DHS, DOD negotiating logistics of cyber partnership

The Defense and Homeland Security departments are still working out how to jointly secure cyberspace, according to a top DHS official.

The Defense and Homeland Security departments have been divvying up cyberspace responsibilities for awhile now, but the process is constant and fluid, according to a top official who acts as a cyber liaison.

The directives on cybersecurity over the past few years are continually getting new specifications and being refined and integrated, according to Navy Rear Adm. Michael Brown, DHS director, cybersecurity and coordination, and senior rep to U.S. Cyber Command.
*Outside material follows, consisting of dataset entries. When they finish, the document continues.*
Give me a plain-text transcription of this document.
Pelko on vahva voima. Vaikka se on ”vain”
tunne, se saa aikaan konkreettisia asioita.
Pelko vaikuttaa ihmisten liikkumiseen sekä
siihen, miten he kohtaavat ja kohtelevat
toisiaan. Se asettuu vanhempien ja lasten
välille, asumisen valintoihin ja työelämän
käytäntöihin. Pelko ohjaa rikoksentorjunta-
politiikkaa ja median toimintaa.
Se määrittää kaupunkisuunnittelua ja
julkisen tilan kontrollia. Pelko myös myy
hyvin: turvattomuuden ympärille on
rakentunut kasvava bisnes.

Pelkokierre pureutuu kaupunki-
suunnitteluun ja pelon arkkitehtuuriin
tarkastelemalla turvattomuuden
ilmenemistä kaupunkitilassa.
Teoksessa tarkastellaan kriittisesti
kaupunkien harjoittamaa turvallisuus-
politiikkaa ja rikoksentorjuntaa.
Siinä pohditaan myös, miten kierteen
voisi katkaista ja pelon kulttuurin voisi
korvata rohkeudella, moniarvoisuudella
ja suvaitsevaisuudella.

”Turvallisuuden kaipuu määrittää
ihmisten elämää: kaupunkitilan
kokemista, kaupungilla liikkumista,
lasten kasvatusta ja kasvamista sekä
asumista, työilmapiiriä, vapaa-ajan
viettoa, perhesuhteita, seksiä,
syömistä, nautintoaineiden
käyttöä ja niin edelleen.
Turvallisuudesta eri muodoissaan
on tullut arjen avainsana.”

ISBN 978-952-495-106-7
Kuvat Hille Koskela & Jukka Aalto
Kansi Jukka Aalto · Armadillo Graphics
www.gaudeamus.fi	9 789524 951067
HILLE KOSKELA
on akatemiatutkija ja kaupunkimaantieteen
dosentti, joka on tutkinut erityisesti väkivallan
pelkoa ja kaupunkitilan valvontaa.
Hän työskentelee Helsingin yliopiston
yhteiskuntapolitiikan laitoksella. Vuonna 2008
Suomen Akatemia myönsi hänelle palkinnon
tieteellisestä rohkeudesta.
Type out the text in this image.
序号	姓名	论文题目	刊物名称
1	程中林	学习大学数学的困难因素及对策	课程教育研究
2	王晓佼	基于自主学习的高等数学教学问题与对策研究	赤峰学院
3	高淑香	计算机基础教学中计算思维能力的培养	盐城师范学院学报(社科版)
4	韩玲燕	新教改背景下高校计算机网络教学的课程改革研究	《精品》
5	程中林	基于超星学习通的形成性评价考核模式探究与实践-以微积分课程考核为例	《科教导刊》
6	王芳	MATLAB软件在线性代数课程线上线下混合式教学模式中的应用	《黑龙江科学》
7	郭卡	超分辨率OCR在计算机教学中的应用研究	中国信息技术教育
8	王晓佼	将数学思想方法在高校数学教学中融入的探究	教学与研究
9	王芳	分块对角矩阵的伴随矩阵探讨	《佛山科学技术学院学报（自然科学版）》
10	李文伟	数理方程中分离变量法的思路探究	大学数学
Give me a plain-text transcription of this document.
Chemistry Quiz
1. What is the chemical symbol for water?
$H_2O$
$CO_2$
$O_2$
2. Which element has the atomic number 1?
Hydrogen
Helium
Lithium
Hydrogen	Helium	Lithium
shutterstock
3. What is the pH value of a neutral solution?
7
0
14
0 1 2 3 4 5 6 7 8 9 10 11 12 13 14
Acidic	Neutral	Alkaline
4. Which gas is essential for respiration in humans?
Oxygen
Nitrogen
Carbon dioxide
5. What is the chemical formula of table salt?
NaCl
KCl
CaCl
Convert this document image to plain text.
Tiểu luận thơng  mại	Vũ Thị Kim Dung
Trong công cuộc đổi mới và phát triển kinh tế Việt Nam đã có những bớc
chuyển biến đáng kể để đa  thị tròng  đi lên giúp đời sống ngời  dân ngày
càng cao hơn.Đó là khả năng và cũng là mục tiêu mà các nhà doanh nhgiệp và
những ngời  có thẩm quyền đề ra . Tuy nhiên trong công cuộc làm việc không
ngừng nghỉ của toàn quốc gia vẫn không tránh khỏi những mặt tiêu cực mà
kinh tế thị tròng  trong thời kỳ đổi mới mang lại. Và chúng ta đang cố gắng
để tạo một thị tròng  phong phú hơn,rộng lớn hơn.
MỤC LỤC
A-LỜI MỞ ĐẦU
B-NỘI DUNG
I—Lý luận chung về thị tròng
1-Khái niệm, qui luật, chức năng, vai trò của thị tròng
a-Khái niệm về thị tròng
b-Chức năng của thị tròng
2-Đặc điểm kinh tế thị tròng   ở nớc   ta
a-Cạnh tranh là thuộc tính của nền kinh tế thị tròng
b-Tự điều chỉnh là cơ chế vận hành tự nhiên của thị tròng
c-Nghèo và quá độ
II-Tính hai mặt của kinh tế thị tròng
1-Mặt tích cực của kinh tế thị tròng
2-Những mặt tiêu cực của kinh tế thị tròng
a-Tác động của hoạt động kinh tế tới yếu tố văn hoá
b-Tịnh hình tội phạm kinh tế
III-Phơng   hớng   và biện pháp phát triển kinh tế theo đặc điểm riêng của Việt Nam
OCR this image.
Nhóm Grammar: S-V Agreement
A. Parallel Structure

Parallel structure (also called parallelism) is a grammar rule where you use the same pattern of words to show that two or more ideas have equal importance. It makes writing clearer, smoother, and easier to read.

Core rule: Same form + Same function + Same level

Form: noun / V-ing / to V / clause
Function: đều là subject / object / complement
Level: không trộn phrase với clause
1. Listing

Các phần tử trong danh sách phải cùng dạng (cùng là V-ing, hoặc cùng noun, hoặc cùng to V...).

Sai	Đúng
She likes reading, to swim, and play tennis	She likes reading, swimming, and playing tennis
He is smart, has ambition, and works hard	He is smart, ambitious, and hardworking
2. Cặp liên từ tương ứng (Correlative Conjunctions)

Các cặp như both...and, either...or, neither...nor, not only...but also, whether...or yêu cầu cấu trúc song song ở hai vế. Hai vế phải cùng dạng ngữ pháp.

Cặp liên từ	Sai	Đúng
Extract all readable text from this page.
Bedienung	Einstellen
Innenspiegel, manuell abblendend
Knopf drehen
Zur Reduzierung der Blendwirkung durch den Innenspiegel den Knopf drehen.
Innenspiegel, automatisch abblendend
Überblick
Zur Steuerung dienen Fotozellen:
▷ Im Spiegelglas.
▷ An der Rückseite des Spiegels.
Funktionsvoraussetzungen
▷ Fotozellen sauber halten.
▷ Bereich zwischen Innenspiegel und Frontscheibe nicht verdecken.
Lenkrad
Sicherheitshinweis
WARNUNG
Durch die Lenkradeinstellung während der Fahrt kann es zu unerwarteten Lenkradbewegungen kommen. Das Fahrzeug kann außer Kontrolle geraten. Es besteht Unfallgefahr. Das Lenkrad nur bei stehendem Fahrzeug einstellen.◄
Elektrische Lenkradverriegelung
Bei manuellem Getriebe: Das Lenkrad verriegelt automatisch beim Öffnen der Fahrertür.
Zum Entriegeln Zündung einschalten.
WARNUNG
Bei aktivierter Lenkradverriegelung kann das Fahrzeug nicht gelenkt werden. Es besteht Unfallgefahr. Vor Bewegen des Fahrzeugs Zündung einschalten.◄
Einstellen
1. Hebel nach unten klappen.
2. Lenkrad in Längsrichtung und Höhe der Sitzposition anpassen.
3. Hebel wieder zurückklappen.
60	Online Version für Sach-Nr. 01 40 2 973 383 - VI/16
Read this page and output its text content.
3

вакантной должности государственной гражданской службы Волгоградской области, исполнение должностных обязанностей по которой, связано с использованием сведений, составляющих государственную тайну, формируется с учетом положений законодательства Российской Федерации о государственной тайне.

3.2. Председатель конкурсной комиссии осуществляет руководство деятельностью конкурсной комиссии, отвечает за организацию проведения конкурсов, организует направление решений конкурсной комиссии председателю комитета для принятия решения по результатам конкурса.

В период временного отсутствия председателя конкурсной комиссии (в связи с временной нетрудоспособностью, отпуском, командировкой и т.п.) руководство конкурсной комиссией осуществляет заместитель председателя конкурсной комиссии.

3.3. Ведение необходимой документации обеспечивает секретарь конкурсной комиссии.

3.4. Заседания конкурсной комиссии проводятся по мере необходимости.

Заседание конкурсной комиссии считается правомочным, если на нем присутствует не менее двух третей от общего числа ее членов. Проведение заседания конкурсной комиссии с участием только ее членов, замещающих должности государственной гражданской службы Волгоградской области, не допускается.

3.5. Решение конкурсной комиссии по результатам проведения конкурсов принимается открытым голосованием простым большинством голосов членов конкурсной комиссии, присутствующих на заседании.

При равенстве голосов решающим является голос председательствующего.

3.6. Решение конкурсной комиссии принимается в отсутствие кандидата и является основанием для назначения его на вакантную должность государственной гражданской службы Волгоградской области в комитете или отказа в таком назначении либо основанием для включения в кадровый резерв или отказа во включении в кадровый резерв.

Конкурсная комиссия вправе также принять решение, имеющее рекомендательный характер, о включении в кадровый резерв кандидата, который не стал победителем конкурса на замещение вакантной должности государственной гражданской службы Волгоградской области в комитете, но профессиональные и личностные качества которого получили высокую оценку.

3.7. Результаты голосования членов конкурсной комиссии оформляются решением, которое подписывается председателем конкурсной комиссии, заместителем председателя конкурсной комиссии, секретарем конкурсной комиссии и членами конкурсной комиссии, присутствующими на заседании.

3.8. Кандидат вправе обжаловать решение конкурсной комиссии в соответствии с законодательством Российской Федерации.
Brown spoke July 15 at the AFCEA Cybersecurity Symposium in Washington.

DHS is also working on a homeland-security companion piece to the recently released DOD Strategy for Operating in Cyberspace, Brown said, although he did not elaborate beyond saying they are determining how to implement such guidance.

“We’re looking very hard at how to synchronize operations,” and DHS is working with all of DOD, including the U.S. Cyber Command, Brown said.

Brown stressed the need for unity of effort, and for the organizations to bring together their capabilities and capacities and be proactive and predictive in their defense strategies. Such an approach requires a different model of leadership and chain of command, he added.

“The traditional model of someone being in charge won’t work,” Brown said. “We need to have unity of effort in command and control even before something happens.”

Brown also called for improved, shared situational awareness that is built on a real-time operational picture at multiple levels, with multiple partners, including the private sector. That awareness will require better information-sharing across the board, he said.

The private sector is also essential for helping develop the high-tech tools necessary for cybersecurity, Brown said.

“We need analytical tools that corroborate [and] collate – tools that take the strength of humans and apply it to the strength of technology,” he said.